Eine interessante Erkenntnis der Umfrage ist, dass die diesjährigen Befragten der Sicherheit eine etwas höhere Priorität einräumen als der Benutzerfreundlichkeit – eine Veränderung gegenüber 2021. Beispielhaft ist dafür das Gesundheitswesen: Dieses verlässt sich immer seltener auf unsichere und anfällige Faktoren wie Passwörter und schenkt anderen Lösungen mehr Aufmerksamkeit: Diese sind zwar in der Regel sicherer, in ihren Funktionen allerdings auf oft nicht einfach zu bedienenden.

Die Zahl der Befragten aus dem Gesundheitswesen, die eine Zero-Trust-Initiative durchführen oder in den nächsten 12 bis 18 Monaten damit beginnen wollen, ist angestiegen: von 91 % im Jahr 2021 auf 96 % im Jahr 2022. Beeindruckende 58 % der Befragten aus dem Gesundheitswesen haben die Umsetzung ihrer Initiativen bereits begonnen. Dies stellt einen Anstieg um 21 Prozentpunkte gegenüber dem letzten Jahr dar.

Als einer der größten Fortschritte bei Identitätsprojekten in den kommenden Monaten gilt die Einführung von kontextbasierten Zugriffsrichtlinien. Nur 6 % der Befragten gaben an, bereits über solche Richtlinien zu verfügen. Jedoch erwarten weitere 40 %, dass sie diese in den nächsten 12 bis 18 Monaten umsetzen werden. Alle Befragten aus dem Gesundheitswesen teilten mit, dass sie in den nächsten anderthalb Jahren Single Sign-On (SSO), MFA oder beides auf SaaS-Anwendungen, interne Anwendungen und Server ausweiten wollen. Einige Organisationen aus der Gesundheitsbranche konzentrieren sich zudem auf IaaS.

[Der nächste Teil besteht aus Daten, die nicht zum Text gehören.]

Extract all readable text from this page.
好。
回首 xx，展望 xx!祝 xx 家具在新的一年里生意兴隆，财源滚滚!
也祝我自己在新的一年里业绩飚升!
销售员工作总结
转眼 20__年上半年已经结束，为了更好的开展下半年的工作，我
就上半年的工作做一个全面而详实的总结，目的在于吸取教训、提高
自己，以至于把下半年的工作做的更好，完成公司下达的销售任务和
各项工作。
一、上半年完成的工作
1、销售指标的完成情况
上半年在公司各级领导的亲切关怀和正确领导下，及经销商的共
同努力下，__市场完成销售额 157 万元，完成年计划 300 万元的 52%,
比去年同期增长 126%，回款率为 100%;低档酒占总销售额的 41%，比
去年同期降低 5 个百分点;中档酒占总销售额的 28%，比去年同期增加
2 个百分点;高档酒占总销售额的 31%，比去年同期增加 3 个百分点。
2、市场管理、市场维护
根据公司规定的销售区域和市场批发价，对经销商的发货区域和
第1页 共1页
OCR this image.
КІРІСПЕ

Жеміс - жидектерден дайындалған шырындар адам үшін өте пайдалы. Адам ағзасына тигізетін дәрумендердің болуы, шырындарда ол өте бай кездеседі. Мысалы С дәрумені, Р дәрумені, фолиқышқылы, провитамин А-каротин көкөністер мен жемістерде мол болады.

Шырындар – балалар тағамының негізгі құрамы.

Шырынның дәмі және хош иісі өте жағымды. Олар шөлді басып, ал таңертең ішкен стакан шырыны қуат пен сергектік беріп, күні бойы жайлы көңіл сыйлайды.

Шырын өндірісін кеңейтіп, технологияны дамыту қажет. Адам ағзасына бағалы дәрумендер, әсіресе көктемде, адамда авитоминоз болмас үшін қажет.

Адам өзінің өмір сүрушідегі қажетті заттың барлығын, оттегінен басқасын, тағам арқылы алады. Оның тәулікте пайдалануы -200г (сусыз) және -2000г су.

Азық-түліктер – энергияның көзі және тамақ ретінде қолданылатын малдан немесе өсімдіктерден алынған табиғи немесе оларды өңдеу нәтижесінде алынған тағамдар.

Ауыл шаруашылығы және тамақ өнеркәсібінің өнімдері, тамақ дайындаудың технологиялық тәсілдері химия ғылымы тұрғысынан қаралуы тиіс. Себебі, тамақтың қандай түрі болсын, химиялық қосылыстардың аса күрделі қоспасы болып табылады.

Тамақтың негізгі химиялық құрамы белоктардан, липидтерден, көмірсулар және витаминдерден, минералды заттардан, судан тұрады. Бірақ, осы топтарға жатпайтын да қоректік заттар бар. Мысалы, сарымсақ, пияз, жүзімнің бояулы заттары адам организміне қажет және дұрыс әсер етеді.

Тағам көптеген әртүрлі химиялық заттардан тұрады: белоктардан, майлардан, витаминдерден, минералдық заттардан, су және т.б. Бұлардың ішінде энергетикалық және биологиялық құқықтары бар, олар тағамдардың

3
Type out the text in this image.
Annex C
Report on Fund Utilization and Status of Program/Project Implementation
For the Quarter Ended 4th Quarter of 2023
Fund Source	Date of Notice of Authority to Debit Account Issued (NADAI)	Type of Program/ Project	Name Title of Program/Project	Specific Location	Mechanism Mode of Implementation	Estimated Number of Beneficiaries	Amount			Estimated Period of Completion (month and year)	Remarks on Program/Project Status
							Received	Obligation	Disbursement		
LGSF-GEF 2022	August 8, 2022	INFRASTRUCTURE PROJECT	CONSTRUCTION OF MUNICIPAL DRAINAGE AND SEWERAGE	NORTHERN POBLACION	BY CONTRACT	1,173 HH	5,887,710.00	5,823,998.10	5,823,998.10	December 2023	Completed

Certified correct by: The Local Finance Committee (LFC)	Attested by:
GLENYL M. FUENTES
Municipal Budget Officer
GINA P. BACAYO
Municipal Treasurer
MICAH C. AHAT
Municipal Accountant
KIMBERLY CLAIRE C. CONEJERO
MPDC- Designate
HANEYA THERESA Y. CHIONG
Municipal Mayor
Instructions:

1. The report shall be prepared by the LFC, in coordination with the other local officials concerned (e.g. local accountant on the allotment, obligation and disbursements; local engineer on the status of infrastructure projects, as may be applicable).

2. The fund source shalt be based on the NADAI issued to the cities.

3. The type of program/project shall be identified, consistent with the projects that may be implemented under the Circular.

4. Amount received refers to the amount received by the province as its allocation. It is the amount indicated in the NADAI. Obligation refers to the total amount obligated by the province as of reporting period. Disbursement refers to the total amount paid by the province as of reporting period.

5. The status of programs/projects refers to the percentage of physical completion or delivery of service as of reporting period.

Neue Herausforderungen stehen bevor

Obwohl im Vergleich zur Vergangenheit bereits erhebliche Fortschritte bei Zero-Trust-Initiativen erzielt werden konnten – es gibt noch einige Herausforderungen, die zudem Anlass zur Sorge sind. Auf die Frage an die Sicherheitsverantwortlichen, was die größten Hindernisse bei der Umsetzung von Zero Trust sind, wurde vor allem ein Faktor benannt: Die Talent- und Qualifikationsdefizite in Nordamerika, APAC und unter den Global 2000. In der EMEA-Region wurden die Kosten als gleichrangige Herausforderung betrachtet und das Bewusstsein dafür als noch größeres Problem eingestuft.

Es ist wichtig, darauf hinzuweisen, dass Zero Trust ein Leitprinzip ist, das ein perfektes Zusammenspiel mehrerer Sicherheitslösungen erfordert. Jedes Unternehmen hat eine andere Ausgangssituation, unterschiedliche Ressourcen und Prioritäten. Auch wenn er also zum gleichen Ziel führt, wird der Weg zu Zero Trust für jedes Unternehmen eine individuelle Erfahrung sein.